As pulsatile flow provides better peripheral perfusion, concurrent initiation of IABP with ECMO would improve the blood supply for the kidney and the brain. Therefore, it would be the mechanism for concurrent initiation could reduce the need for continuous renal replacement therapy and decrease neurological complications. However, as additional implantation of IABP increased extracorporeal circuit, which brought extra strike on coagulation system, it put the subjects under more risk of thrombosis. Thus, it would be cautious to monitor blood coagulation and thrombosis in this group of subjects.

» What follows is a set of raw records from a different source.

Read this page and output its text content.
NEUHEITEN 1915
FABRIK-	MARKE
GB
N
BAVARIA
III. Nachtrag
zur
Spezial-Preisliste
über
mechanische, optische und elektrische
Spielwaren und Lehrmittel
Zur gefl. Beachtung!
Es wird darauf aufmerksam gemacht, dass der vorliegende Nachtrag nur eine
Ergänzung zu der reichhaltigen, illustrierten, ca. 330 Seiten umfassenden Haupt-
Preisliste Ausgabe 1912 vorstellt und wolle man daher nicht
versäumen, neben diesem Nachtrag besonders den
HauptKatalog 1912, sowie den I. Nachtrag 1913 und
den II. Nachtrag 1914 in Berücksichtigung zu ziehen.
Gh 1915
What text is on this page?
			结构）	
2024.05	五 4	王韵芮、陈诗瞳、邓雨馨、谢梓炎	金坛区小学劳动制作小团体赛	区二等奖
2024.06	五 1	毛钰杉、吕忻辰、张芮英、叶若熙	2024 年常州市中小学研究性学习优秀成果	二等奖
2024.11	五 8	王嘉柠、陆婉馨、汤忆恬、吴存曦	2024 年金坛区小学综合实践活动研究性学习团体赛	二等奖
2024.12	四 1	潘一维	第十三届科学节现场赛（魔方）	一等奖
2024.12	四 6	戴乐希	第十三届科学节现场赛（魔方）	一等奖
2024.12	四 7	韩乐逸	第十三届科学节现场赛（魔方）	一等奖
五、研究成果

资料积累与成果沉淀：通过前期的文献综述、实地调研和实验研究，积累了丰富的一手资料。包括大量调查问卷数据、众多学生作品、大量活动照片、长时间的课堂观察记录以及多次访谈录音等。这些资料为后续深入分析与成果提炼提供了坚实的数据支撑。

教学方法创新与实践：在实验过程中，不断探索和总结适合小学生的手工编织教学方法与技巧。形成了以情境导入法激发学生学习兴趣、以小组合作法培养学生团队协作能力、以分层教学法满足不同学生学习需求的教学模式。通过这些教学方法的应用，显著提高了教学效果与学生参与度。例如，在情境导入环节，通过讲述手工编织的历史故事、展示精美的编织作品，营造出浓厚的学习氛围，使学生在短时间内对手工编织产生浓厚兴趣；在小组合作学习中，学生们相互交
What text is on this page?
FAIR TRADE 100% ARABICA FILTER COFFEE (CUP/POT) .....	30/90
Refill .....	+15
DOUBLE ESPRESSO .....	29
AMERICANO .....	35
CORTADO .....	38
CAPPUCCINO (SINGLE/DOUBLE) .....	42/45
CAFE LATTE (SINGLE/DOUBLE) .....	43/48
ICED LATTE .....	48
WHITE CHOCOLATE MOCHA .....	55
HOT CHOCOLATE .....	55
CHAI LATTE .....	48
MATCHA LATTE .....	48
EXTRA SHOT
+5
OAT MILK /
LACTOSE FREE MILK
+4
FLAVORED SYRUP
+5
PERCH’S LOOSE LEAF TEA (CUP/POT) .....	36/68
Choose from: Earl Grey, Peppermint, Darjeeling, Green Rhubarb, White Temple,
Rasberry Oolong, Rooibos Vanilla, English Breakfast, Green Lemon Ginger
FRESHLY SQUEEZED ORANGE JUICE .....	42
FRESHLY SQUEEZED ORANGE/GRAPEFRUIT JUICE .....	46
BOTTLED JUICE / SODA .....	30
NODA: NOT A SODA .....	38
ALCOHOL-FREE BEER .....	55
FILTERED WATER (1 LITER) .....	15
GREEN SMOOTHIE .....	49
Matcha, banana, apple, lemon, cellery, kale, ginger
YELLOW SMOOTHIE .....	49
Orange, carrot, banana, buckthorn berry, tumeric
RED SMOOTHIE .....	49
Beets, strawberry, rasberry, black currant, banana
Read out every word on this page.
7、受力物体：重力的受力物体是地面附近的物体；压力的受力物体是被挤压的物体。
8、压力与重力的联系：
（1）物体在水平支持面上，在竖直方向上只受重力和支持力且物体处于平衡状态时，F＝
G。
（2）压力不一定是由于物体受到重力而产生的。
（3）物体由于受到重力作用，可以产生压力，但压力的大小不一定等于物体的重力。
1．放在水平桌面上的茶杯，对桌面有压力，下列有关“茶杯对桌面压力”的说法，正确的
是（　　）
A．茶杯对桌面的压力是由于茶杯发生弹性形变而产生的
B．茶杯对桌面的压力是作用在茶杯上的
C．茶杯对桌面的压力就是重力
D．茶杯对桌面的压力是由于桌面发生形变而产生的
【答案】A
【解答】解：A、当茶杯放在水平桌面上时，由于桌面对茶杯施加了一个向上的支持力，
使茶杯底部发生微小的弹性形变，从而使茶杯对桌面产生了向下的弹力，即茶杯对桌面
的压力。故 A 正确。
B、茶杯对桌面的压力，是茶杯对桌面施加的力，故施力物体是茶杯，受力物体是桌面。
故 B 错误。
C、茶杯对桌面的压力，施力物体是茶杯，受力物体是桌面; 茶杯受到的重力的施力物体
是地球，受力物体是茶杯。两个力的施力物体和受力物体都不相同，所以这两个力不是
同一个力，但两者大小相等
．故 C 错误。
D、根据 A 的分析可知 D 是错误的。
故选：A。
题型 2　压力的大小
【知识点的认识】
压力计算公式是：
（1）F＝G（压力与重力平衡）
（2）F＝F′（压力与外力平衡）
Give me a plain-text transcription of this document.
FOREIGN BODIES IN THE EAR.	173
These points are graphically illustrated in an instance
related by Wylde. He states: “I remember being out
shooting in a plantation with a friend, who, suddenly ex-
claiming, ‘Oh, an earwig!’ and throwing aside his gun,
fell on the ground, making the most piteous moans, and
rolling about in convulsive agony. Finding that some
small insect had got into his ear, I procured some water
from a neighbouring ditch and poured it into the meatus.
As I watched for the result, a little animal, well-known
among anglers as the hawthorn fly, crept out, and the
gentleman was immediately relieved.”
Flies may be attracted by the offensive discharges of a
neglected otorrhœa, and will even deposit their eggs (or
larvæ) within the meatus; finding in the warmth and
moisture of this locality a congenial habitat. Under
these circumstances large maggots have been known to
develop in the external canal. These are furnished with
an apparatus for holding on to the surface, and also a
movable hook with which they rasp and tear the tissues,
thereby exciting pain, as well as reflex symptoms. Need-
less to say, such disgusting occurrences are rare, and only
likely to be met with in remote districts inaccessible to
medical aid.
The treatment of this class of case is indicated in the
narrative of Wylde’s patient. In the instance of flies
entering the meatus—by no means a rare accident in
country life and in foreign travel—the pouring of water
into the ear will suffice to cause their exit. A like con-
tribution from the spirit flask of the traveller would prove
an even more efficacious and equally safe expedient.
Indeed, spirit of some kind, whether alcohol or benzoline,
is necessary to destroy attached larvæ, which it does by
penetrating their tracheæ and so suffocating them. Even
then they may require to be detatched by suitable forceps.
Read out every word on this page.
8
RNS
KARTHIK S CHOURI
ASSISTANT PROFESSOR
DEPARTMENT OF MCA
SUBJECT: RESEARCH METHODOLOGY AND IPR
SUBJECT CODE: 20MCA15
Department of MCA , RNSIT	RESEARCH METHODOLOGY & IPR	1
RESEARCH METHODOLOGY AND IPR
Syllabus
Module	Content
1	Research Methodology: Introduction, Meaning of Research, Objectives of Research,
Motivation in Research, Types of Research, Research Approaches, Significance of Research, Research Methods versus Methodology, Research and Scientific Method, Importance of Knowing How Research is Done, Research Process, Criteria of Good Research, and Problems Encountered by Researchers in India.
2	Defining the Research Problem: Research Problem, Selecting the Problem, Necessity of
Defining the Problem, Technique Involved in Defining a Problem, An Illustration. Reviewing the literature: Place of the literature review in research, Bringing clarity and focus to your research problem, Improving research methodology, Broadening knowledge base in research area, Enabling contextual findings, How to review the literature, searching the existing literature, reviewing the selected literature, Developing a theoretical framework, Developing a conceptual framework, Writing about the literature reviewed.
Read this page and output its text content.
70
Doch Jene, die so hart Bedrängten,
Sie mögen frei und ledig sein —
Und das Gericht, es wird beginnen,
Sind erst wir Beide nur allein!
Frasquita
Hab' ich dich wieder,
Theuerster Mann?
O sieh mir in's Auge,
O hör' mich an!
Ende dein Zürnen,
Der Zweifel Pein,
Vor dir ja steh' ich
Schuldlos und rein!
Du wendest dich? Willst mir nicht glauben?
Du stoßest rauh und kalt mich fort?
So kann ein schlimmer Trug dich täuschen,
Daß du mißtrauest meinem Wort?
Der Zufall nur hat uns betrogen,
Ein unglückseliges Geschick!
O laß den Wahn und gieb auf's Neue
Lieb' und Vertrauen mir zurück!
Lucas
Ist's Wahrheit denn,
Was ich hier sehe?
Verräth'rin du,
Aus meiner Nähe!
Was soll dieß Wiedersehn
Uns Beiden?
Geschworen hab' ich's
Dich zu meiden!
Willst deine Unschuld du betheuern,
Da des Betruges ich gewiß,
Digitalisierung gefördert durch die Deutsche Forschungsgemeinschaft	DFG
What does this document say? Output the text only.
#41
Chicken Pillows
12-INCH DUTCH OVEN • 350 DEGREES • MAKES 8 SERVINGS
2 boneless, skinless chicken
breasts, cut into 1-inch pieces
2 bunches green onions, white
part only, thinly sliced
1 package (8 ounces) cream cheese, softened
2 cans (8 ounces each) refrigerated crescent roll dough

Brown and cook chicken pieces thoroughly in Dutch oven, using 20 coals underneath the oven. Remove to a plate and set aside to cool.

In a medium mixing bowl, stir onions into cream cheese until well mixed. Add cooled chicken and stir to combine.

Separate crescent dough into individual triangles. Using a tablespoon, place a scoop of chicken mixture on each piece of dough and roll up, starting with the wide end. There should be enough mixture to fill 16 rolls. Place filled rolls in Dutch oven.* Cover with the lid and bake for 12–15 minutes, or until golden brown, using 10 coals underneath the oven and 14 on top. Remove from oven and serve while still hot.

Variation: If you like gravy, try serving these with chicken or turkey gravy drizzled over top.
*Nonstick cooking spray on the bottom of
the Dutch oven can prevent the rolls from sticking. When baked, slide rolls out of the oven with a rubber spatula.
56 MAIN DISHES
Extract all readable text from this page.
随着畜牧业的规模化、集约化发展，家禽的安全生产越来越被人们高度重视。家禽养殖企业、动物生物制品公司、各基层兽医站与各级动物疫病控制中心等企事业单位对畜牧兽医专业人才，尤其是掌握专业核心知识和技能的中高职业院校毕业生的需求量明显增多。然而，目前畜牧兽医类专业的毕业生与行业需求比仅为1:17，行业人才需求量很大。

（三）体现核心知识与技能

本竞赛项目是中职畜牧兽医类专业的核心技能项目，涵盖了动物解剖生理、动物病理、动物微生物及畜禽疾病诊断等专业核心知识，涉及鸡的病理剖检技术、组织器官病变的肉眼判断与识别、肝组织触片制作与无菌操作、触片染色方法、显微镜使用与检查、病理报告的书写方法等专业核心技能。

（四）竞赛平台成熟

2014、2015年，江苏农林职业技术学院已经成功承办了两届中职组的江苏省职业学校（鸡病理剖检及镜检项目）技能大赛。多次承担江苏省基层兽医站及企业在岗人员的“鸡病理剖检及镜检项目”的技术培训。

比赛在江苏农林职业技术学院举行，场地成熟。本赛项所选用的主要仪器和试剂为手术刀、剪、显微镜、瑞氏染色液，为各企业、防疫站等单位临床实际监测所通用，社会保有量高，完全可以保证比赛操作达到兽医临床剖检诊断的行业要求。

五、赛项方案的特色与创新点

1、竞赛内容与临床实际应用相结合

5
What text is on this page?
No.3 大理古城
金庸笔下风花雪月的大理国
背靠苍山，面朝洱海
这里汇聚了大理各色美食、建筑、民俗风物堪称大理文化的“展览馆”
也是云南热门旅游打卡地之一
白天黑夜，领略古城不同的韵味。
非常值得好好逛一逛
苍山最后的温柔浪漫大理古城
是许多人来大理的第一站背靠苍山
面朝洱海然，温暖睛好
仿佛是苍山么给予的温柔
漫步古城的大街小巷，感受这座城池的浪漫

In summary, in order to improve the short-term survival and reduce complications related to peripheral perfusion, we suggest concurrent initiation of IABP with VA-ECMO in subjects with PCS if there are no contraindications. Meanwhile, an additional attention should be paid on monitoring coagulation function and potential thrombosis complications.

Limitations

As a single-center retrospective study, this study is subject to all limitations of a non-randomized study. Our findings need to be further confirmed in a larger multicenter cohort or a randomized controlled trial.

Conclusions

Concurrent initiation of IABP with VA-ECMO provides a better survival rate to discharge for subjects with PCS and concurrent initiation reduced peripheral perfusion complications.